Some services provide a custom analysis of your data to assist with pages that suffer from low conversion rates and create custom visitor profiles. You can get a detailed assessment of page quality directly. It can tell you how the data on individual pages are performing and whether potential consumers are traveling down the sales funnel from those particular pages.
Finally, a analytics service can help you monitor A/B testing that you implement to improve your site performance, ensuring the changes only become permanent if they work well. Site analytics gives you insight into the changes that will work best for enhancing the performance of your website.
How to choose a Web Analytics Service
Website analytics provides both quantitative and qualitative results after analyzing the KPIs of your website. It is critical for the web analytics service you pick to abide by the best practices of website analytics to provide you with the most accurate results.
Backing up reports and conclusions with enough data
The web analytics service you choose should not only be able to tell you if you have met your website goals and sales target, but they should also be able to help you work on your KPIs. A web analytics team should be able to point out if your site has value-adding content that is not getting enough traffic, or how you can change the layout of the page to improve visibility and UX. It is necessary for the team to engage multiple tools like engagement analysis and user path analysis to find the correct answers to engagement or traffic flow problems your site might be facing.
There should be no superficial reports containing only data
New website owners often make the mistake of believing that pageview, visits, and top source reports are enough. However, you need something more in-depth and specific to learn about the reasons for the decrease in organic traffic. A report with only numbers is definitely not what an enterprise needs to boost its organic traffic flow and conversion rates.
The data on every report should be coupled with insights
Apart from providing you with the numbers on the traffic reports and top view reports, your website analytics team should provide you with relevant data that shows which parts of your website is highly successful, which areas are losing traffic and what points require immediate attention. Without the expert insights, data remains useless irrespective of its accuracy.

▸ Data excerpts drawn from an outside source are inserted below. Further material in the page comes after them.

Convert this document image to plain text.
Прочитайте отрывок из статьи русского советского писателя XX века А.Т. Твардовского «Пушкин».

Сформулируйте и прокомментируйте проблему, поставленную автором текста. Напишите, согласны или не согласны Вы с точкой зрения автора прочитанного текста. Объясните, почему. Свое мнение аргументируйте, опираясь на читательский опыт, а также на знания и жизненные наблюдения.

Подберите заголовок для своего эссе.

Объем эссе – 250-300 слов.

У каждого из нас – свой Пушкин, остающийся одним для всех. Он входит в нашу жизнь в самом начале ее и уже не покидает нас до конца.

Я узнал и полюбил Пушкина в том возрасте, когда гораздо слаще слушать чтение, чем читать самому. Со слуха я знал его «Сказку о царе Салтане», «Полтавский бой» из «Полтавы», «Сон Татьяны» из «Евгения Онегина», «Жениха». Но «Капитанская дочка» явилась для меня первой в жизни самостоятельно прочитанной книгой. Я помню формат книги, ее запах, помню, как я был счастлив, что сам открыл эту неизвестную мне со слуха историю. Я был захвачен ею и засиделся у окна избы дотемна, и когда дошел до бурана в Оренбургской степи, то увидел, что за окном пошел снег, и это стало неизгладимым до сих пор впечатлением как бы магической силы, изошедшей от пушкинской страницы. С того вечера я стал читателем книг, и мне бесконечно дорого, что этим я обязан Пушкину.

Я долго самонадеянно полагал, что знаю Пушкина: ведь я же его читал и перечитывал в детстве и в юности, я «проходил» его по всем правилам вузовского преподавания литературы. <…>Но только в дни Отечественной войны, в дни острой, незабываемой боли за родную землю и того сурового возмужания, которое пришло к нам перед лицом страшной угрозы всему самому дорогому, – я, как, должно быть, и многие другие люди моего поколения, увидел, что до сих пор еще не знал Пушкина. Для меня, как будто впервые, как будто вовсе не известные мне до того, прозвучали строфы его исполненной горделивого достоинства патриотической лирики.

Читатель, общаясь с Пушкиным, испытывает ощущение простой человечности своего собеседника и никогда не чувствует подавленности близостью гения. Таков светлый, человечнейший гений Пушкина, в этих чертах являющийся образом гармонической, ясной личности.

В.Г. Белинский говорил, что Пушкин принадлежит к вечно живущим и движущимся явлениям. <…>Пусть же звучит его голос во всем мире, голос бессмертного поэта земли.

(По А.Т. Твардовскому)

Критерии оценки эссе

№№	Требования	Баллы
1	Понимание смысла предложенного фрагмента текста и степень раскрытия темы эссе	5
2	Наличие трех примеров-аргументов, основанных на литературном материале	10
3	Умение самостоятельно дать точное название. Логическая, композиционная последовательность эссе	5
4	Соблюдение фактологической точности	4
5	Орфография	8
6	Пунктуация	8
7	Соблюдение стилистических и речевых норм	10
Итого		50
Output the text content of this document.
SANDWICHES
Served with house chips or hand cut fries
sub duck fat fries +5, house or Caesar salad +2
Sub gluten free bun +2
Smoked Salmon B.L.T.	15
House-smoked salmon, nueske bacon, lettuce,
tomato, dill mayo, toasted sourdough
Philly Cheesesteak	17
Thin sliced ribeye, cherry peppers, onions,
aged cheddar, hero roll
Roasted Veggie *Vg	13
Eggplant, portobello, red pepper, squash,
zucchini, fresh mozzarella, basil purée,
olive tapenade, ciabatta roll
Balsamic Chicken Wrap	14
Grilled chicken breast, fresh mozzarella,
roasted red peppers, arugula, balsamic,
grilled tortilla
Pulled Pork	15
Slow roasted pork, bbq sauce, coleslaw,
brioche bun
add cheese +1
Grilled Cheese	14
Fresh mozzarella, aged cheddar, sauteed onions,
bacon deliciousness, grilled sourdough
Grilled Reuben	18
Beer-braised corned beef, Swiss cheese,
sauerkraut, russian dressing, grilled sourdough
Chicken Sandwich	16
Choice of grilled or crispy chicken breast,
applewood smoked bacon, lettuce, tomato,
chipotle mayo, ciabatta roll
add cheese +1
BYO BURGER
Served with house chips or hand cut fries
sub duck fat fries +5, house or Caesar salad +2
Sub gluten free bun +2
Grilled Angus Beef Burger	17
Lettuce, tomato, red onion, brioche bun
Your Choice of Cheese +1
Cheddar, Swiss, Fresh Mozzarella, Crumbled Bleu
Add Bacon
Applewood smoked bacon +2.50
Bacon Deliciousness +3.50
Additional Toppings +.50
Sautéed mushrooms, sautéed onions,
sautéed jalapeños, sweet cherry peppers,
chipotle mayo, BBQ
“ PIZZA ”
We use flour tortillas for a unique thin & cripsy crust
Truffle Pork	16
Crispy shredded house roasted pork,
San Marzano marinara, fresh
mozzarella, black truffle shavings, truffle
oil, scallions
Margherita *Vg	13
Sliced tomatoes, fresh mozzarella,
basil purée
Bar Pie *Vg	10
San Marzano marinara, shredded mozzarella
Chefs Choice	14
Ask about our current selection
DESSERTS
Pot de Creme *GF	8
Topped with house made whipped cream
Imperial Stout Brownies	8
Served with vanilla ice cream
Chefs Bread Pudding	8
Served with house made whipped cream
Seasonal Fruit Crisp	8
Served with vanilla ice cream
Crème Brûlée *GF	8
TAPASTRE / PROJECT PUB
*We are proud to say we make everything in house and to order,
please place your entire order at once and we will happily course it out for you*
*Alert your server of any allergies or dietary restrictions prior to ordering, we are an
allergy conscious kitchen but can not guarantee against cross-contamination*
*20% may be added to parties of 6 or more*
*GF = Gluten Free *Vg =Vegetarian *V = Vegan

Use of individual tools for assessment of different KPIs
Any website analytics service you pick should know the importance of pan-session KPIs for assessing the performance of a site. For example, comparing the user-lifetime value and new visitors acquired over the last couple of months can help you understand if your site performance has improved over a previous couple of months.
Working with a website analytics service can provide you with a simpler report that compiles the KPIs from your website. It is easier to understand a single report with reduced complexities as compared to perusing tens of different reports coming from individual website analytics tools you might be using on your own.